This post is the last in a series exploring the five themes of Designing Hollywood: Sketches from the Christian Esquevin Collection. So far, we've looked at Studios, Genres, Designers, and Wardrobe. Today's post examines the interaction between film stars, studios, and costume designers. To catch up on the series, read all of the previous posts here.
Though today's post wraps up this series, Designing Hollywood will be on view at the FIDM Museum until November 1, 2014.
The face belonged to the star, but their figure was created by the costume designer; flawless perfection was the goal, whether in black and white melodramas or Technicolor epics. And while a script might call for prairie dresses or space suits, the carefully crafted image of the star had to be maintained at all times: vixen or ingénue, rogue or everyman.
Stars animated the work of designers, borrowing sartorial guises that allowed them to inhabit characters outside of the everyday, but also adding the “It” factor—that indescribable onscreen allure—to the designers’ visions.
Stars under long-term contracts were at the command of the studio chiefs: what films they appeared in, if they were loaned to other studios, what they wore, even whom they dated was dictated.

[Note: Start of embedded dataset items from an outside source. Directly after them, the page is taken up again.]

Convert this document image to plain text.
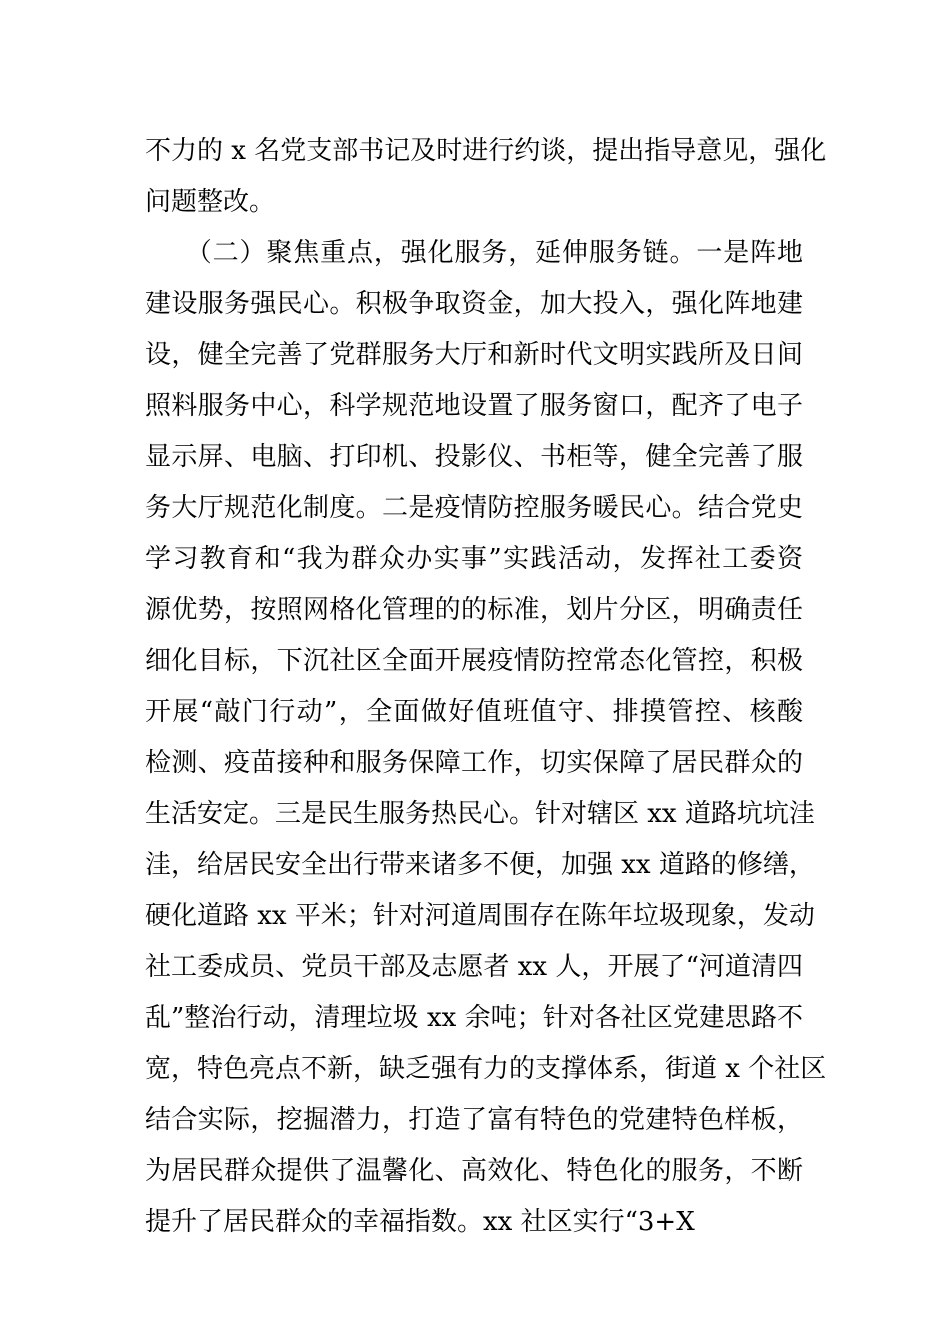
不力的 x 名党支部书记及时进行约谈，提出指导意见，强化
问题整改。
　　（二）聚焦重点，强化服务，延伸服务链。一是阵地
建设服务强民心。积极争取资金，加大投入，强化阵地建
设，健全完善了党群服务大厅和新时代文明实践所及日间
照料服务中心，科学规范地设置了服务窗口，配齐了电子
显示屏、电脑、打印机、投影仪、书柜等，健全完善了服
务大厅规范化制度。二是疫情防控服务暖民心。结合党史
学习教育和“我为群众办实事”实践活动，发挥社工委资
源优势，按照网格化管理的的标准，划片分区，明确责任
细化目标，下沉社区全面开展疫情防控常态化管控，积极
开展“敲门行动”，全面做好值班值守、排摸管控、核酸
检测、疫苗接种和服务保障工作，切实保障了居民群众的
生活安定。三是民生服务热民心。针对辖区 xx 道路坑坑洼
洼，给居民安全出行带来诸多不便，加强 xx 道路的修缮，
硬化道路 xx 平米；针对河道周围存在陈年垃圾现象，发动
社工委成员、党员干部及志愿者 xx 人，开展了“河道清四
乱”整治行动，清理垃圾 xx 余吨；针对各社区党建思路不
宽，特色亮点不新，缺乏强有力的支撑体系，街道 x 个社区
结合实际，挖掘潜力，打造了富有特色的党建特色样板，
为居民群众提供了温馨化、高效化、特色化的服务，不断
提升了居民群众的幸福指数。xx 社区实行“3+X
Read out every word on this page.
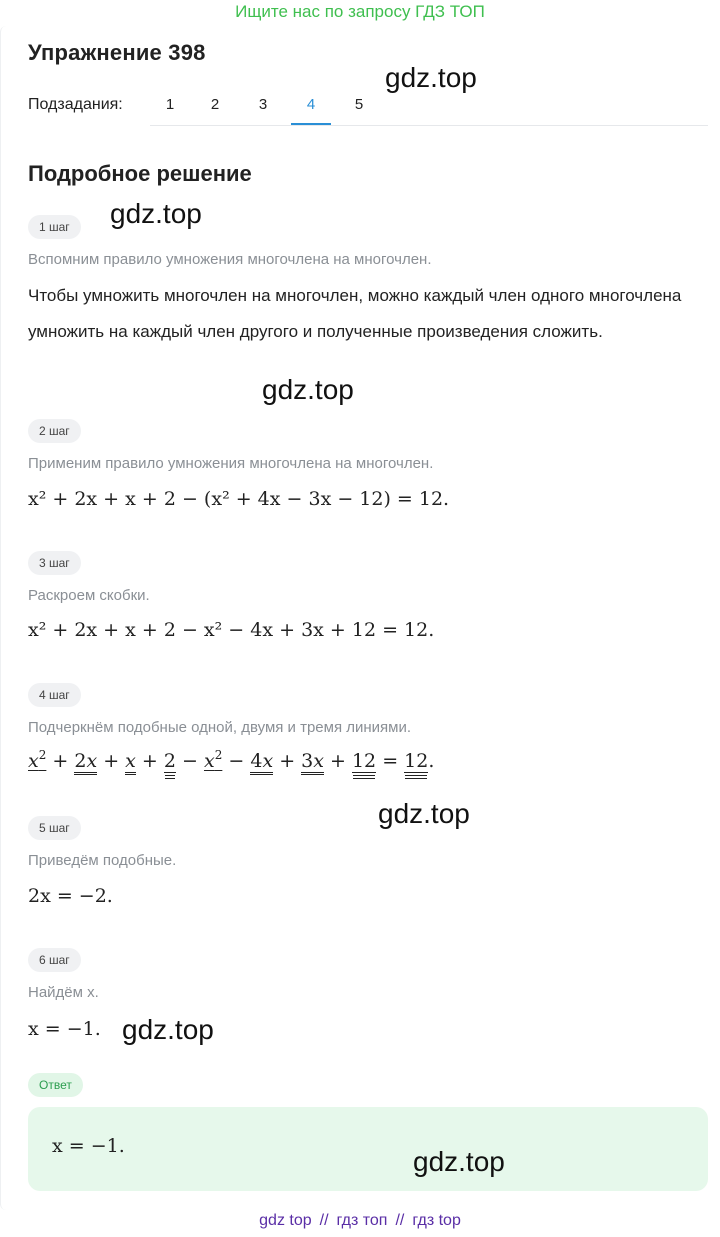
Ищите нас по запросу ГДЗ ТОП
Упражнение 398
Подзадания:	1	2	3	4	5
Подробное решение
1 шаг
Вспомним правило умножения многочлена на многочлен.
Чтобы умножить многочлен на многочлен, можно каждый член одного многочлена умножить на каждый член другого и полученные произведения сложить.
2 шаг
Применим правило умножения многочлена на многочлен.
x² + 2x + x + 2 − (x² + 4x − 3x − 12) = 12.
3 шаг
Раскроем скобки.
x² + 2x + x + 2 − x² − 4x + 3x + 12 = 12.
4 шаг
Подчеркнём подобные одной, двумя и тремя линиями.
$x^2 + 2x + x + 2 - x^2 - 4x + 3x + 12 = 12$.
5 шаг
Приведём подобные.
2x = −2.
6 шаг
Найдём x.
x = −1.
Ответ
x = −1.
gdz.top
gdz.top
gdz.top
gdz.top
gdz.top
gdz.top
gdz top // гдз топ // гдз top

Designers were also under contract and there was little choice in whom one was to dress.
Onscreen roles were not the only reason designers’ talents were called upon: movie premieres and award presentations were high octane events teeming with image hungry news reporters. Thus, consistency of appearance was maintained from film to photo-op, and instant star recognition achieved for the cavalcade of “types” each studio desired to promote.
Walter Plunkett considered Raintree County more ambitious in its costuming than his previous Civil War-era film Gone with the Wind (1939). Like Gone With the Wind, Raintree County is a dramatic epic set before, and during, the Civil War. In the film, Elizabeth Taylor plays an unbalanced young woman who tricks John Wickliff Shawnessy (Montgomery Clift) into marriage. Taylor received her first Academy Award nomination for her performance in the film, though she didn't win this coveted award until her 1960 role in BUtterfield 8.